Düzenli Orduyu Devam Ettirme Çabaları

  • 1815 yılından sonra Fransa’da ilk uygulaması görünen kura ile askere alma işlemi, 1843 yılında yapılan düzenlemeyle Osmanlı Devleti’nde de kabul edilmişti.
  • Kurada ismi çıkanların kendi yerlerine “bedel-i şahsi” adıyla bir başkasını vekil olarak göndermesi mümkün olduğu gibi “bedel-i nakdi” ödemek suretiyle askerlik vazifesini bedeli karşılığı yerine getirmeleri de mümkün hâle getirildi.
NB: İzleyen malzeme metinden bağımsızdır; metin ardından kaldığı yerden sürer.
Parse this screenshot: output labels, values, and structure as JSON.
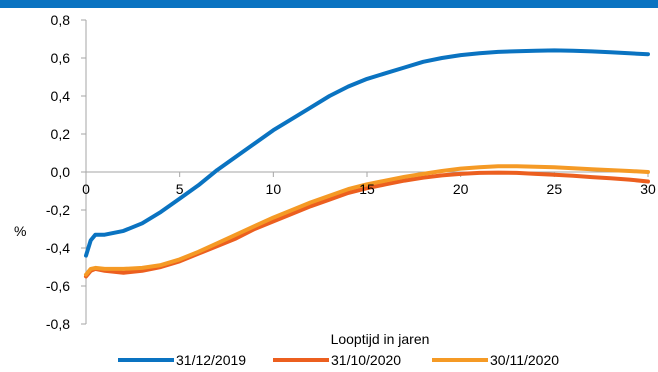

Bu uygulamaya “bedel-i askerî” denir.
  • Osmanlı devlet adamları Müslümanlar ile gayrimüslimlerin aynı orduda görev yapmalarına sıcak bakmıyorlardı fakat Tanzimat yönetimi Osmanlı birliğini korumak ve halkı kaynaştırmak için ilk kez Rumlara deniz kuvvetlerinde askerlik yaptırdı.
  • Askere alınacak gayrimüslimlerden cizye alınmayacaktı ancak ortaya bazı sorunlar yüzünden bu karar uygulanmadı.
  • Daha sonra ise Müslüman olmayanların bedel-i nakdî veya bedel-i şahsi ödeyerek askerlikten muaf tutulmaları yoluna gidildi.

XIX. Yüzyılda Sosyal Hayattaki Değişimler

Nüfus ve Nüfuz

  • Sanayi İnkılabı’nın etkisiyle kırdan kente doğru başlayan göçler, şehirlerde iş gücünün oluşmasını sağladı.
  • Bu dönemde Avrupa’da nüfus hızla arttı. Nüfusun hızlı bir şekilde artmasında
  • Doğum oranlarının yükselmesi,
  • Salgın hastalıkların önüne geçilmesi,
  • Ölüm oranlarının azalması,
  • Ekonomik refahın oluşması,
  • Sağlıklı beslenmeyle insan ömrünün uzaması gibi sebepler etkili olmuştur.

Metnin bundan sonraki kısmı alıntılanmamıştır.